< Exodus 22 >

1 Wanneer iemand een os, of klein vee steelt, en slacht het, of verkoopt het, die zal vijf runderen voor een os wedergeven, en vier schapen voor een stuk klein vee.
If a man steals an ox or a sheep and kills it or sells it, then he must pay five oxen for one ox, and four sheep for one sheep.
2 Indien een dief gevonden wordt in het doorgraven, en hij wordt geslagen, dat hij sterft, het zal hem geen bloedschuld zijn.
If a thief is found breaking in, and if he is struck so that he dies, in that case no guilt for murder will attach to anyone on his account.

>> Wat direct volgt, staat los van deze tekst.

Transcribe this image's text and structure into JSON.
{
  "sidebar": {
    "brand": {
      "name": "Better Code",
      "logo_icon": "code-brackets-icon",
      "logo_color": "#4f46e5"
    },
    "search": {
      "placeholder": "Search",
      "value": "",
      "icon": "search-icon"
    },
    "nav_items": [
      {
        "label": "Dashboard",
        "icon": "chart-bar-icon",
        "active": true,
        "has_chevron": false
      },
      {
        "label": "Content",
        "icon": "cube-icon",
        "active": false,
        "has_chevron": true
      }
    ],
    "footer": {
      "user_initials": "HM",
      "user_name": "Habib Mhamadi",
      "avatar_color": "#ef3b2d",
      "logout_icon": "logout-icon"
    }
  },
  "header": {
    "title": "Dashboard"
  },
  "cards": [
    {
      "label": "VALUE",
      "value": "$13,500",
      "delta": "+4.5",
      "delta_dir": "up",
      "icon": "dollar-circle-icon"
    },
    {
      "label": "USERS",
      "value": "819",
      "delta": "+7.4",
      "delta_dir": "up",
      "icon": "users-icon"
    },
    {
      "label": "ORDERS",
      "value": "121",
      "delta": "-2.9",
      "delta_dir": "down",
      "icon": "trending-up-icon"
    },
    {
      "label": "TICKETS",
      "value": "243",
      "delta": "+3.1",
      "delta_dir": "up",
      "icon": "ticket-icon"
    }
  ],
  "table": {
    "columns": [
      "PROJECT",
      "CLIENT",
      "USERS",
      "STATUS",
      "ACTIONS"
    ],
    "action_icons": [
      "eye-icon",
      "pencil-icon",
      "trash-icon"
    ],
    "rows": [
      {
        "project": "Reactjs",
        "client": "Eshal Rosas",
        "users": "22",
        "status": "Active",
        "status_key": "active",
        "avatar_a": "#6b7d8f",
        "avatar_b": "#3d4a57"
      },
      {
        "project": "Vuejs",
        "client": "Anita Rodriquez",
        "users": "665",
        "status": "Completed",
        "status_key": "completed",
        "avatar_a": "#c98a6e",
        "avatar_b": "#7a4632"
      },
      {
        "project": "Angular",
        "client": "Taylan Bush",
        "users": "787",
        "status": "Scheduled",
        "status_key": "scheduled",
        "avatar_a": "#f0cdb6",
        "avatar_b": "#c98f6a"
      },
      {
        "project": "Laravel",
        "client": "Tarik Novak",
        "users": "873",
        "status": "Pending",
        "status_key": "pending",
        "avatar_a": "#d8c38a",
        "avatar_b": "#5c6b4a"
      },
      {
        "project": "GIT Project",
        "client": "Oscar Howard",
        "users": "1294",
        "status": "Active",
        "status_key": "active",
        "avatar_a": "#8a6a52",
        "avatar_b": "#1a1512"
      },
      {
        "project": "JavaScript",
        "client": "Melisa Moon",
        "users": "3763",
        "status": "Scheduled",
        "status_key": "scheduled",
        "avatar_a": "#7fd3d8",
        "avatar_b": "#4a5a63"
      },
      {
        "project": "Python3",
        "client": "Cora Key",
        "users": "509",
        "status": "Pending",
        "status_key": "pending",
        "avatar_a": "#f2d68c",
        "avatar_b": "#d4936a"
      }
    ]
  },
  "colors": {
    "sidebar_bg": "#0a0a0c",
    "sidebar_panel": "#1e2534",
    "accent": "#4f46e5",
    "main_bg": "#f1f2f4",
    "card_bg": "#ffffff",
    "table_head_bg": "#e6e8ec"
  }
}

3 Indien de zon over hem opgegaan is, zo zal het hem een bloedschuld zijn; hij zal het volkomen wedergeven; heeft hij niet, zo zal hij verkocht worden voor zijn dieverij.
But if the sun has risen before he breaks in, guilt for murder will attach to the person who kills him. A thief must make restitution. If he has nothing, then he must be sold for his theft.
4 Indien de diefstal levend in zijn hand voorzeker gevonden wordt, hetzij os, of ezel, of klein vee, hij zal het dubbel wedergeven.
If the stolen animal is found alive in his possession, whether it is an ox, a donkey, or a sheep, he must pay back double.
5 Wanneer iemand een veld, of een wijngaard laat afweiden, en hij zijn beest daarin drijft, dat het in eens anders veld weidt, die zal het van het beste zijns velds en van het beste zijns wijngaards wedergeven.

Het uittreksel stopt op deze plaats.